Our study is the first investigation into GLO1 alterations and enzymatic activity in schizophrenics, and to highlight its link to idiopathic carbonyl stress, defined as pentosidine accumulation and pyridoxal depletion. Although more studies are needed to understand the molecular mechanisms precipitated by carbonyl stress in the central nervous system, carbonyl stress undoubtedly represents a new target for medication without neurotransmitter-based concepts in the treatment of schizophrenia. In particular, schizophrenic patients with low pyridoxal and high pentosidine may well benefit clinically from pyridoxamine treatment. A better understanding of the molecular mechanisms that promote the pathophysiology of carbonyl stress-related schizophrenia could drive improvements in difficult-to-treat negative symptoms and cognitive dysfunction, thereby improving the quality of life for patients.

Future omics studies combining comprehensive molecular and clinical information will lead to new discoveries, allowing for more accurate diagnostic subdivisions for schizophrenia and subsequent treatment regimens.
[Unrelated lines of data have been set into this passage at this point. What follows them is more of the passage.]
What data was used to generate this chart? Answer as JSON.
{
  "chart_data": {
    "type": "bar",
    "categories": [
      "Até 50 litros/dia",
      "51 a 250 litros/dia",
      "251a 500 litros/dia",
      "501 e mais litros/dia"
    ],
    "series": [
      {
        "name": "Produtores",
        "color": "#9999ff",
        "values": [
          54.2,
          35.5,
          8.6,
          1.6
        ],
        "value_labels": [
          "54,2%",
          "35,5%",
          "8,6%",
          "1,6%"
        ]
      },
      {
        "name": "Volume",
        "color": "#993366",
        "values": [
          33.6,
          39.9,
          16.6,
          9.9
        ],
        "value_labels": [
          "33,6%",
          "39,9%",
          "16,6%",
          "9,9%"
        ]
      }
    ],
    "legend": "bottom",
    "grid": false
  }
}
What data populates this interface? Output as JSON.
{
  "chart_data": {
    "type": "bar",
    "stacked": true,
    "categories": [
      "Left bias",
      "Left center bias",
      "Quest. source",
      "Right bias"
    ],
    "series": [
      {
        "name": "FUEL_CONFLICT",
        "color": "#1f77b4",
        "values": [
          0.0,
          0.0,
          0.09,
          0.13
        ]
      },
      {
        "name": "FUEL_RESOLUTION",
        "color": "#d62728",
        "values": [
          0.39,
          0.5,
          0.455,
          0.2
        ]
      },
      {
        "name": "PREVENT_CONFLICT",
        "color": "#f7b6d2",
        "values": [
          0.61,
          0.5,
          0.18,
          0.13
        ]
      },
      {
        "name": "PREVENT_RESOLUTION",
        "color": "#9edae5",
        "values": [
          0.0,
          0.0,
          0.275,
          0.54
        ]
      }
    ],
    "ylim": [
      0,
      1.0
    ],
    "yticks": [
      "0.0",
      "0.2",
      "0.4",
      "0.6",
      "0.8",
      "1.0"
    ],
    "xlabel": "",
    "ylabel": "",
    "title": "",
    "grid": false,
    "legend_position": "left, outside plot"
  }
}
This study was supported by a grant from the Strategic Young Researcher Overseas Visits Program for Accelerating Brain Circulation by the Japan Society for the Promotion of Science fellowship: The collaborative study between Japan and United Kingdom on molecular mechanisms of glycation and oxidative stress in psychiatric disorders. We especially thank Professor Paul J. Thornalley and Dr Naila Rabbani. We thank members of the host research teams for technical assistance: Drs Mingzhan Xue, Jinit Masania, Fozia Shaheen and Attia Anwar in Clinical Sciences Research Laboratories, Warwick Medical School, University of Warwick, University Hospital. We also thank Hiroko Yuzawa at the Institute of Medical Sciences, Tokai University for the measurement of plasma pentosidine levels. We are grateful for the expert technical assistance of Izumi Nohara, Mayumi Arai and Nanako Obata. Additionally, we thank Ikuyo Kito and Sachie Kogoku at Tokyo Metropolitan Institute of Medical Science for assistance with the preparation of this manuscript.